1976, c’était aussi l’année des JO de Montréal où le 100m s’est gagné en 10s06. Voilà, entre le médaillé d’or des JO et moi il n’y avait qu’une seconde d’écart. Ça pourrait faire rêver si on ne savait pas qu’au niveau mondial dans cette seconde-là vous pouvez mettre des milliers d’athlètes. J’aurais donc pu être ce petit bonhomme qui mouline derrière les « cadors » en tant que représentant de la République Indépendante de Picardie. Eh oui, ça fait RIP mais ce n'est pas de ma faute s'il y a des gens qui ont sabordé la Picardie en inventant les Hauts-de-France. Du coup, avant, j'étais Picard mais maintenant je ne sais pas trop. Hautain, peut-être ? Français d'en haut ? Va savoir.
Cette fameuse seconde peut s’avérer être la porte du bonheur si on parvient à la gagner
Enfin, revenons à nos moutons qui courent vite car ce petit rappel chiffré permet de relativiser la notion du temps. Les sportifs, ceux qui pratiquent des courses en compétition, que ce soit en athlétisme, en natation, en cyclisme etc. savent très bien tout ce que l’on peut mettre d’efforts, de sueurs et d’heures d’entraînement pour tenter de combler cette petite seconde. Personnellement, je n'ai jamais été foutu de «casser » la barre des 11 secondes au 100m. Peut être parce que je n'y ai pas mis assez de sueur ou, qu'à l'inverse, j'ai mis trop de bières. Ou que je n'en avais simplement pas les capacités. Je m'en suis remis.
En tout cas, cette fameuse seconde peut s’avérer être la porte du bonheur si on parvient à la gagner ou celle de la grande désillusion si on n’y arrive pas. Et plus étrange encore, il y en a, dont je faisais partie, qui savent très bien que même en s’acharnant comme des damnés, ils n’accèderont jamais au niveau international, même national, mais qui continuent quand même et qui y prennent du plaisir. Ils se rassurent peut être en se disant que, finalement, entre eux et les meilleurs il n’y a qu’une seule petite seconde. Et qu’est-ce-que c’est qu'une seconde ?

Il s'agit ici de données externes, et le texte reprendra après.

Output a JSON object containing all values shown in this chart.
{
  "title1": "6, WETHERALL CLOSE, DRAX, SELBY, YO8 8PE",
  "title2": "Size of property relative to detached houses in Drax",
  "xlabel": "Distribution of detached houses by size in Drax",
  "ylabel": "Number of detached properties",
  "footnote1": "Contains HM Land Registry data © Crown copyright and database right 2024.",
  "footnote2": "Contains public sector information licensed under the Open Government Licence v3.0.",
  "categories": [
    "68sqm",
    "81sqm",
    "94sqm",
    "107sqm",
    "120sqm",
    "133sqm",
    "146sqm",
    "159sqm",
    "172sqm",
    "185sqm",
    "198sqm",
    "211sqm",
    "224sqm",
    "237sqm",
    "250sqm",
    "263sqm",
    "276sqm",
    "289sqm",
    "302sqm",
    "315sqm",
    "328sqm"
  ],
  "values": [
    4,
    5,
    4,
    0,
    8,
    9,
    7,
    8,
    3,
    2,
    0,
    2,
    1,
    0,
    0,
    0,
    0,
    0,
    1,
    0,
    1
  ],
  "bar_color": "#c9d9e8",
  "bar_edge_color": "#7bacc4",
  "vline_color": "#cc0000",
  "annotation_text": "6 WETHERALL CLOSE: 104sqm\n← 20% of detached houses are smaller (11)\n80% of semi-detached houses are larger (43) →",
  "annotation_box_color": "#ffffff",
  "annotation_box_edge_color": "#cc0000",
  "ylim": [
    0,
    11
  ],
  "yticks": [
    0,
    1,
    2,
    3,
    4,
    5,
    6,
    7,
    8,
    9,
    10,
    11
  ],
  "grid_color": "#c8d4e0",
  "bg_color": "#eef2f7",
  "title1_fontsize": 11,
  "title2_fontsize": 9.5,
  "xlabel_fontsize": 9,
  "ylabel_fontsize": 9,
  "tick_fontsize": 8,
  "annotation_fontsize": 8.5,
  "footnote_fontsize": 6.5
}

Je pense à tout cela en regardant mes petits bonhommes courir derrière les « cadors » et je m’interroge sur cette frénésie que nous avons depuis plusieurs dizaines d’années à vouloir aller toujours plus vite pour toutes les choses de la vie. Pour se déplacer plus vite, on prend le TGV et on fait pousser les autoroutes. Pour manger plus vite, on a inventé les plats tout-prêts et le micro-ondes qui va avec. Pour acheter plus vite, on a imaginé les hypermarchés avec des chariots à roulettes pour mettre toutes nos courses dedans. Et comme ça n’allait pas encore assez vite, on nous a proposé le « drive ». Enfin, cerise sur le gâteau, pour communiquer plus vite, Internet et les smartphones sont venus à notre secours. Et l'on ne sait plus gérer la frustration, ce qui est pourtant bien utile car il y a bien un jour dans notre vie où nous serons frustrés de quelque chose. On ne sait plus gérer la frustration parce que l'on ne sait plus attendre. Il faut répondre tout de suite au message que l'on vous envoie. Il faut aller chercher immédiatement sur Google la réponse à la question existentielle qui nous taraude lors d'une soirée entre amis : « Mais qui donc chantait Stop the cavalry en 1978 ? ». (J'ai le disque à la maison, et donc la réponse). Il nous faut tout, tout de suite.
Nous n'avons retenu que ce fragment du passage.